Recently, I wrote about the multiple class action lawsuits that were filed against various federal government agencies over the vaccine mandate issued by the current administration. It’s clear that the legal landscape will continue to heat up with different lawsuits – this time with government contractor lawsuits filed over the same subject.
On October 29, the legal battles branched out to include seven states (and various agencies within those states). A federal lawsuit was filed in the Southern District of Georgia against multiple federal agencies and their leadership (and by multiple, I mean a page and a half of names and organizations) asking for declaratory and injunctive relief against the federal government in stopping the vaccine mandate. Within each state lies multiple federal government contracts, to include public health, agriculture and university research.
Executive Order 14042
The original mandate, Executive Order 14042, directed executive agencies to include all federal contracts and “contract like instruments” in the language that was to be developed by the Safer Federal Workforce, who published guidance specifically for Federal Contractors and Subcontractors. Executive Order 14042 also further required the Director of the Office of Management and Budget, Shalanda Young, to publish a determination in the Federal Register as to “whether such Guidance will promote economy and efficiency in Federal contracting if adhered to by Government contractors and subcontractors”. Of no surprise, she did.

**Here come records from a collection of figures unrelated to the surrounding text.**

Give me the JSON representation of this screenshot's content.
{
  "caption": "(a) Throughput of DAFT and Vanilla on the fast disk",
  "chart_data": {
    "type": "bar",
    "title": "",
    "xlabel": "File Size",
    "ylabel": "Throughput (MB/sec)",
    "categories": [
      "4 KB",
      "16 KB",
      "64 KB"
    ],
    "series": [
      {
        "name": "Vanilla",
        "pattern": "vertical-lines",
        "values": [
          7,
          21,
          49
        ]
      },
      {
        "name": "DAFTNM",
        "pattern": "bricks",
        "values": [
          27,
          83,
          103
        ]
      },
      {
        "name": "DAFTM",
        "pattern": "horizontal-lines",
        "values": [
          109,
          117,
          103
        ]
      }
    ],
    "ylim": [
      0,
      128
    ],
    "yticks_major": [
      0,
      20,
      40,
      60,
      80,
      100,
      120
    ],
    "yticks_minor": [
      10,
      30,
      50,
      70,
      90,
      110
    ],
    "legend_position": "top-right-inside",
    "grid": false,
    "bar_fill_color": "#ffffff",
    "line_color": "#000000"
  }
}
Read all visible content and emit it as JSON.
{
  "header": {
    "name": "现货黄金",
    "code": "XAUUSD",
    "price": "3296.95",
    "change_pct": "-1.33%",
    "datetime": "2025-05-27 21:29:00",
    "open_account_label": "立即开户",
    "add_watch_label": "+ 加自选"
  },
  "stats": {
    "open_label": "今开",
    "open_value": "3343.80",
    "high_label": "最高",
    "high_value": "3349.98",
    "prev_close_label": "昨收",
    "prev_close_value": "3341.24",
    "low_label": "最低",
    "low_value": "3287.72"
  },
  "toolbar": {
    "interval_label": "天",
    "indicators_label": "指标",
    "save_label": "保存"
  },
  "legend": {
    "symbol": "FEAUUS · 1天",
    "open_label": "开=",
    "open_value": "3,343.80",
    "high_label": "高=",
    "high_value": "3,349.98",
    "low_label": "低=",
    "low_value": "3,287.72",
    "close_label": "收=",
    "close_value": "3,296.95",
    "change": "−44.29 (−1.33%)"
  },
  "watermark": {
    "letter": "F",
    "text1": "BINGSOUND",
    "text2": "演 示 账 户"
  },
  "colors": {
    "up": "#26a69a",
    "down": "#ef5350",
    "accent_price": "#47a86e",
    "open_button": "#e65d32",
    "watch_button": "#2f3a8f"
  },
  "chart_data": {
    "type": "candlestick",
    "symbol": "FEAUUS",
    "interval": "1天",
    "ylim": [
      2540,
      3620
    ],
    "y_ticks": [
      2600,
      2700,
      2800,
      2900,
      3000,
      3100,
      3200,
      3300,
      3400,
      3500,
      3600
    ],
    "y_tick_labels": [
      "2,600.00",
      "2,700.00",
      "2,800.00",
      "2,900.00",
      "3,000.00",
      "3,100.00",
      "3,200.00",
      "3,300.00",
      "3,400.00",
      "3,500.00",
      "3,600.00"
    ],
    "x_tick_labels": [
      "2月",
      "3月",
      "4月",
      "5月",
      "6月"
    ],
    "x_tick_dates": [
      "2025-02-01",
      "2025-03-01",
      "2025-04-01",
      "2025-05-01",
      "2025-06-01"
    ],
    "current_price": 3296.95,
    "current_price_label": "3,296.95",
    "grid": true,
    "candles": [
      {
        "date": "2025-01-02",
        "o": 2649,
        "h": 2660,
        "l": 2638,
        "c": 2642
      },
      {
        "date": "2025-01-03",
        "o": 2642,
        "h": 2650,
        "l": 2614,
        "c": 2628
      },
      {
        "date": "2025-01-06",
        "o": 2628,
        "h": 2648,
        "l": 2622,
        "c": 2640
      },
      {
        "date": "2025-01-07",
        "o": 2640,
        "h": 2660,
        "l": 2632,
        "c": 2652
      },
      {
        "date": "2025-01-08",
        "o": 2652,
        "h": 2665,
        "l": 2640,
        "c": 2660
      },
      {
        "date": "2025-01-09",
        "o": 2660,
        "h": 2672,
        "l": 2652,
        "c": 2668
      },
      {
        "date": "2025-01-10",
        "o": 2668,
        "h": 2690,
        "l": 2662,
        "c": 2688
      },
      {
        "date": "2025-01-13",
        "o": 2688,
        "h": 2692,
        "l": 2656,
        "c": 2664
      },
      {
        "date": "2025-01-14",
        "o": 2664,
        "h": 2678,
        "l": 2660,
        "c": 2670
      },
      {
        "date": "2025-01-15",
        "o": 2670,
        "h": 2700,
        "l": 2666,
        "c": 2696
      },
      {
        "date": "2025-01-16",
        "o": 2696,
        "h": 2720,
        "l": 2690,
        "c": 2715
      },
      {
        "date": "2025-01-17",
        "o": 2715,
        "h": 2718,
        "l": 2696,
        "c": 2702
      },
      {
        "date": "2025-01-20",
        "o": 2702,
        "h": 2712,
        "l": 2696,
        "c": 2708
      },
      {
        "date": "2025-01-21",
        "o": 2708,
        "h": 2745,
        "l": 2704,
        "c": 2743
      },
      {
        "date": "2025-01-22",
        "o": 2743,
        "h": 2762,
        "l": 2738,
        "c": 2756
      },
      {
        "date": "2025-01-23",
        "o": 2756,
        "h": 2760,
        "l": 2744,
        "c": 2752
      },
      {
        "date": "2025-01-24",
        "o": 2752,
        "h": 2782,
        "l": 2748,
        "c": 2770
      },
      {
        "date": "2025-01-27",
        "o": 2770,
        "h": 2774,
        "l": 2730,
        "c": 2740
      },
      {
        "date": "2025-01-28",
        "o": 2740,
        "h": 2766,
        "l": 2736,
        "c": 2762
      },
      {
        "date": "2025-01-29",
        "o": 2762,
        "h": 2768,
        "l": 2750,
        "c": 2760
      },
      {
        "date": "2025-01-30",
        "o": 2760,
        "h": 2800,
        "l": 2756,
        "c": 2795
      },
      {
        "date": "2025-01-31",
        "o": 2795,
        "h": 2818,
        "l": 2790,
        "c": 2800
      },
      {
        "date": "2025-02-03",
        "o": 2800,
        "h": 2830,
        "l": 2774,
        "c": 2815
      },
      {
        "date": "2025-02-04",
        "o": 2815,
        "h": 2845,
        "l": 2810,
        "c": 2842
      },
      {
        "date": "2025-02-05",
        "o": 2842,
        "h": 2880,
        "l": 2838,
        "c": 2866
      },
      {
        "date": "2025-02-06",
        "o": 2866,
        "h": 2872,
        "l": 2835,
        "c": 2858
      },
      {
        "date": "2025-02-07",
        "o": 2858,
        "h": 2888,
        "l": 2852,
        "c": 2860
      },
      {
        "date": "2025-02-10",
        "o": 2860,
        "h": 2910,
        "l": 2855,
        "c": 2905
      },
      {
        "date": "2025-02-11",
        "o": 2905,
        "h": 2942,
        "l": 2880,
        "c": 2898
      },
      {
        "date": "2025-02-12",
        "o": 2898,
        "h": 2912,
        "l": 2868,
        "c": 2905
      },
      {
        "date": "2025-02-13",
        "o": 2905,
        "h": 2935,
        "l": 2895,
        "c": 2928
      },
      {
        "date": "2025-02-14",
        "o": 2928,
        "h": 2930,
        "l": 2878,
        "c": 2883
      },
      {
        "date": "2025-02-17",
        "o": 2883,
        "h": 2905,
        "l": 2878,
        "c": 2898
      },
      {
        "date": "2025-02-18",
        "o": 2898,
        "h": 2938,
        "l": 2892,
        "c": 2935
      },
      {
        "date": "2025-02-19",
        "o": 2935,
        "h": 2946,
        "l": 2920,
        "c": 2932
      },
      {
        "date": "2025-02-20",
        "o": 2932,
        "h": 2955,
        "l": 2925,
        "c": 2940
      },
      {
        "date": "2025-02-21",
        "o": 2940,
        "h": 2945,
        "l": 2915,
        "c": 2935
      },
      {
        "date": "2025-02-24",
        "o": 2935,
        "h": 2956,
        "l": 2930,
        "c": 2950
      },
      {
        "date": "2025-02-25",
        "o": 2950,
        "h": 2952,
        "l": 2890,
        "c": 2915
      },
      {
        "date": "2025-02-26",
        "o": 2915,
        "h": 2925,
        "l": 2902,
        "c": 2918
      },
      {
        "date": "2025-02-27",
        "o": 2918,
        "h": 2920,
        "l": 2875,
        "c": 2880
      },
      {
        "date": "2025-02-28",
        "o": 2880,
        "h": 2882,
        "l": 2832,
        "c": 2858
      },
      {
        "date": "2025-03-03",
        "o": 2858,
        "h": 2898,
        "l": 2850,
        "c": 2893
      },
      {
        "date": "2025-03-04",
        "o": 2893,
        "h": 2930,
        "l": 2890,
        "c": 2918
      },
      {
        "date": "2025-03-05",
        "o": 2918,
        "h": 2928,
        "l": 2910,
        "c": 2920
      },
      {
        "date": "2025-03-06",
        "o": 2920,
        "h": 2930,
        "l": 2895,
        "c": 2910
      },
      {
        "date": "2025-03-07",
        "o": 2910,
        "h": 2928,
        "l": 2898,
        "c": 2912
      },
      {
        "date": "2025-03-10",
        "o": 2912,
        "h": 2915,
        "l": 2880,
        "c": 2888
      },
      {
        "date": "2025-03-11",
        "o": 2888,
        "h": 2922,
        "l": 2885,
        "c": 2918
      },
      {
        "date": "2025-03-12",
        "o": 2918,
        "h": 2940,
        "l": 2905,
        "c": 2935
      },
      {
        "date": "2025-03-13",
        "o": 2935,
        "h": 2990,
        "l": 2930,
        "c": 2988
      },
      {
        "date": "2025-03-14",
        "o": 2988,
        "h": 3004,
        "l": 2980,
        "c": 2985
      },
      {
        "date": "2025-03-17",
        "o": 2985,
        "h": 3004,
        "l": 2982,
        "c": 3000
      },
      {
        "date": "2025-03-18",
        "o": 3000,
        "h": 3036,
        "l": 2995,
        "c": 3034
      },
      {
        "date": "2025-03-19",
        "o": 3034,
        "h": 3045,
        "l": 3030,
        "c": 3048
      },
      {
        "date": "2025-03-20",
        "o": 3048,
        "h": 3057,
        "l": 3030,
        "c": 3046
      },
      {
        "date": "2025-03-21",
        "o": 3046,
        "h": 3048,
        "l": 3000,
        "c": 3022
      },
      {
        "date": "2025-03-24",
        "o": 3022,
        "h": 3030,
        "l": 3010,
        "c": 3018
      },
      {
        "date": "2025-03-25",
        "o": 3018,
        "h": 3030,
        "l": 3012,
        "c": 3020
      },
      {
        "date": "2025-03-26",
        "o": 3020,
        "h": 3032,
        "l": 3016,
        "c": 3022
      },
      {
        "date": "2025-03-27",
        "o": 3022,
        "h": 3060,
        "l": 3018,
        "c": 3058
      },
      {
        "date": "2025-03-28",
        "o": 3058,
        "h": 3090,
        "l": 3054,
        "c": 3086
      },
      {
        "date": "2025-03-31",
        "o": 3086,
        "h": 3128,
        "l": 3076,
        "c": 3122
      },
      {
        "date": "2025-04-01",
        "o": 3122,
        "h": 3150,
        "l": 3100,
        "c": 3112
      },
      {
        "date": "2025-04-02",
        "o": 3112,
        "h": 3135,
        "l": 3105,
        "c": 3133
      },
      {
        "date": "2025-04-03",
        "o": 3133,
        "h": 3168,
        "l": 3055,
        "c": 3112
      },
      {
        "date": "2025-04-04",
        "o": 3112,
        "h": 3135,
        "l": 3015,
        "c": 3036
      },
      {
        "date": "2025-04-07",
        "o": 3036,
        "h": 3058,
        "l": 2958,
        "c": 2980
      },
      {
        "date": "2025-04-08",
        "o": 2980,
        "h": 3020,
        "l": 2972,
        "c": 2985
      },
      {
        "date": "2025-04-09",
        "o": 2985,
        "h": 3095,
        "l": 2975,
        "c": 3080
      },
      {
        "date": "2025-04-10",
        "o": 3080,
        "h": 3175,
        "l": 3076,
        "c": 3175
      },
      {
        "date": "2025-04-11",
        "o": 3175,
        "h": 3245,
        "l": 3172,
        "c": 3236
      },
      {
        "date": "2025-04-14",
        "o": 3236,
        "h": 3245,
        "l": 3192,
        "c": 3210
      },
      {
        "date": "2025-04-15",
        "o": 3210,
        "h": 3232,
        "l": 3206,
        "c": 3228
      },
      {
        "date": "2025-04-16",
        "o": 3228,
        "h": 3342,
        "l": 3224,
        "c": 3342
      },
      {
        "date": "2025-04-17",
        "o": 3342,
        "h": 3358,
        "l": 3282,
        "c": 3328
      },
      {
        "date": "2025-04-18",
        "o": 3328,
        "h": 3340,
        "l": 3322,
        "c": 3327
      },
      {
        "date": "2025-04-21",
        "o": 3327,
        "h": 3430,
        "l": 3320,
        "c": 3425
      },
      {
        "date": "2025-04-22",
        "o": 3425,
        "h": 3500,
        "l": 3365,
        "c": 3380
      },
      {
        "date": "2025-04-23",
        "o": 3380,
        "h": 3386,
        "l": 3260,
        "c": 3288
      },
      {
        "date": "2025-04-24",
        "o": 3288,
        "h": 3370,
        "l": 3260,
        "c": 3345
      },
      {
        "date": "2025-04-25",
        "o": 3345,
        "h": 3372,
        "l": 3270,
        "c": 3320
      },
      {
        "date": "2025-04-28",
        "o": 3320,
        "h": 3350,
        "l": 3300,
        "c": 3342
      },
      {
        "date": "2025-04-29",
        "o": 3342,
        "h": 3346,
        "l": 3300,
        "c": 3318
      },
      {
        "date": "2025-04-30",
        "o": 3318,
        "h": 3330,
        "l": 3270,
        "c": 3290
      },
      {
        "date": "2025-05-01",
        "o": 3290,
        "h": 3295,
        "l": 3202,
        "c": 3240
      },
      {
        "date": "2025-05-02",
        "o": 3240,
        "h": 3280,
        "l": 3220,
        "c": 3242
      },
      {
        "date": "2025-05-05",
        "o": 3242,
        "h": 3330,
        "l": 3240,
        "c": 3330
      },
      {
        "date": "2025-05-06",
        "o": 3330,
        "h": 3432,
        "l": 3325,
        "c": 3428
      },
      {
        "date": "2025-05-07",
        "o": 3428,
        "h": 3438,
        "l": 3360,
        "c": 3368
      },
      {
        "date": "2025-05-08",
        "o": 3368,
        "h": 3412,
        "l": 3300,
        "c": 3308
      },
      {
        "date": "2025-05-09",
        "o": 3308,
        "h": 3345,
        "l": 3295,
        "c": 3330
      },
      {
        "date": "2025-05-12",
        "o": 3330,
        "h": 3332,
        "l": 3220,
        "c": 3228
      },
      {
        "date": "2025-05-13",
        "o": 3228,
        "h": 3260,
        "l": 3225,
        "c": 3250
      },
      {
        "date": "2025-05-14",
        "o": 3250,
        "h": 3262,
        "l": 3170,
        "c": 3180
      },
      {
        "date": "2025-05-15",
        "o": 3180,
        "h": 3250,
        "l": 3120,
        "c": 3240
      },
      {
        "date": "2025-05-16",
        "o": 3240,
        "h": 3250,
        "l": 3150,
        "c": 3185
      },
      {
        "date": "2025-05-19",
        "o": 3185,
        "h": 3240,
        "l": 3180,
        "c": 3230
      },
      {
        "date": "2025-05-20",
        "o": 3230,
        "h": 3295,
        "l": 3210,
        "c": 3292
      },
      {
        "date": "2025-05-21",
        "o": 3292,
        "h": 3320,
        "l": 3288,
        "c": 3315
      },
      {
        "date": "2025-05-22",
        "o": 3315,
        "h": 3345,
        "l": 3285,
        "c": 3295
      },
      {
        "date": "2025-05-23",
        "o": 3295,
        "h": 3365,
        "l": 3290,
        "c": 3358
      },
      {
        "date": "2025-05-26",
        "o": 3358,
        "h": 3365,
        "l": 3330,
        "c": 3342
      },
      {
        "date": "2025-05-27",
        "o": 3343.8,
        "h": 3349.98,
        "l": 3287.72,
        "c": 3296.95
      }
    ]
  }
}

Safer Federal Workforce guidance
The Safer Federal Workforce guidance includes language, which seemingly casts a wide net over who the mandate applies to. A contractor employee is defined as:
“any full-time or part-time employee of a covered contractor working on or in connection with a covered contract or working at a covered contractor workplace. This includes employees of covered contractors who are not themselves working on or in connection with a covered contract.”
This language when introduced to the State of Georgia and their Board of Regents of the University System caused the perfect storm of contention. Georgia contains four research universities, to include the juggernaut Georgia Tech, which received $664 million revenue from federal contracts in FY21 alone. Interestingly, Georgia and Idaho (referred to as State Board of Education) were the only state in which their Board of Regents specifically joined in as a plaintiff in the matter.
Supreme Court Bound?
As far as the cause of action and relief requested, the complaint was very similar to the federal employee lawsuits previously discussed. As you might imagine, the Tenth Amendment (state rights) and violation of the Administrative Procedures Act are both foundations of the suit. The request for injunctive relief and a declaratory judgment making the mandate and guidance null and void is almost identical to the lawsuits filed by federal employees. Since this is a lawsuit joined by multiple states, there will be interest to see if this gets fast tracked to the Supreme Court for a ruling before punitive enforcement on the mandate is applied.